Furthermore I think it would be good if CPCD returned a better error message, along the lines of "Failed to start '%s' in directory: '%s'. Exit status: %d"
[28 Sep 2009 4:40] jack andrews
i noticed this while porting cpcd to windows.
as i can reproduce this easily, i'll see if
there's an easy fix.
[1 Feb 2010 10:44] jack andrews
what do you think of something like this?

=== modified file 'storage/ndb/src/cw/cpcd/CPCD.hpp'
--- storage/ndb/src/cw/cpcd/CPCD.hpp	2010-01-29 14:42:03 +0000
+++ storage/ndb/src/cw/cpcd/CPCD.hpp	2010-02-01 10:33:39 +0000
@@ -56,7 +56,8 @@
   STOPPED  = 0,
   STARTING = 1,
   RUNNING  = 2,
-  STOPPING = 3
+  STOPPING = 3,
+  STARTED  = 4
 };
 
 enum ProcessType {

=== modified file 'storage/ndb/src/cw/cpcd/Process.cpp'
--- storage/ndb/src/cw/cpcd/Process.cpp	2010-01-29 14:42:03 +0000
+++ storage/ndb/src/cw/cpcd/Process.cpp	2010-02-01 10:33:39 +0000
@@ -659,6 +659,13 @@
     m_status = RUNNING;
     return 0;
   }
+
+  if(m_status == STARTED)
+  {
+    m_status = STOPPED;
+    return 0
+  }
+  
   m_status = STOPPED;
 
   return -1;
[3 Feb 2010 5:40] jack andrews
returning -1 means process starting failed.
but a process can start and finish before 
getting to this code.

--- storage/ndb/src/cw/cpcd/Process.cpp	2010-01-29 14:42:03 +0000
+++ storage/ndb/src/cw/cpcd/Process.cpp	2010-02-03 04:40:07 +0000
@@ -657,11 +657,14 @@ CPCD::Process::start() {
 
   if(isRunning()){
     m_status = RUNNING;
-    return 0;
   }
-  m_status = STOPPED;
+  else
+  {
+    logger.debug("process %d (pid %d) ran for a short time", m_id, m_pid);
+    m_status = STOPPED;
+  }
 
-  return -1;
+  return 0;
 }
 
 void
[3 Feb 2010 10:44] Magnus Blåudd
Looks promising but how do we know if the process failed to start?
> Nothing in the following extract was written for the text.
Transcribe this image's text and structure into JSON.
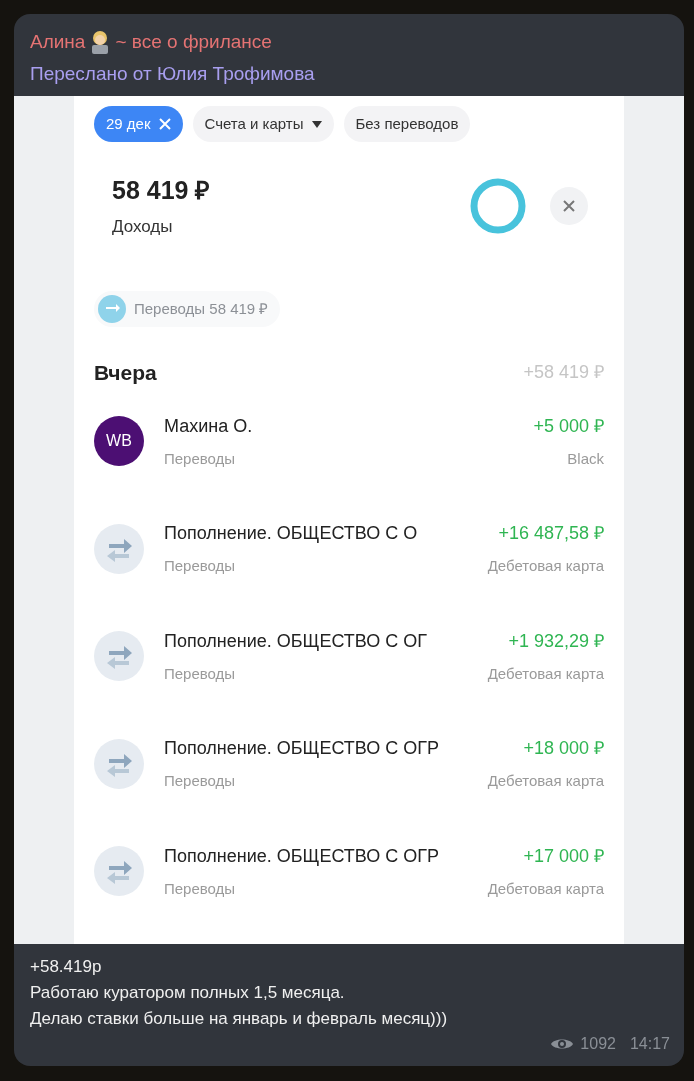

I.e was not short lived.
[10 Feb 2010 4:17] jack andrews
it appears that this 'feature' [short running processes
are considered failed processes] does not affect the
running of autotest.  

if the feature appears later in autotest or in other
uses of cpcd, we can look at this again.

i had a prelimiary patch.  essentially:
  . on linux, if exec returns in the child process,
    write a file named "[pid or id].failed".
    in CPCD::Process::start(), if isRunning()
    is false, check for existence of .failed
    file, returning -1, otherwise STOPPED.
  . on windows, fix is trivial.
[13 Mar 2014 13:37] Omer Barnir
This bug is not scheduled to be fixed at this time.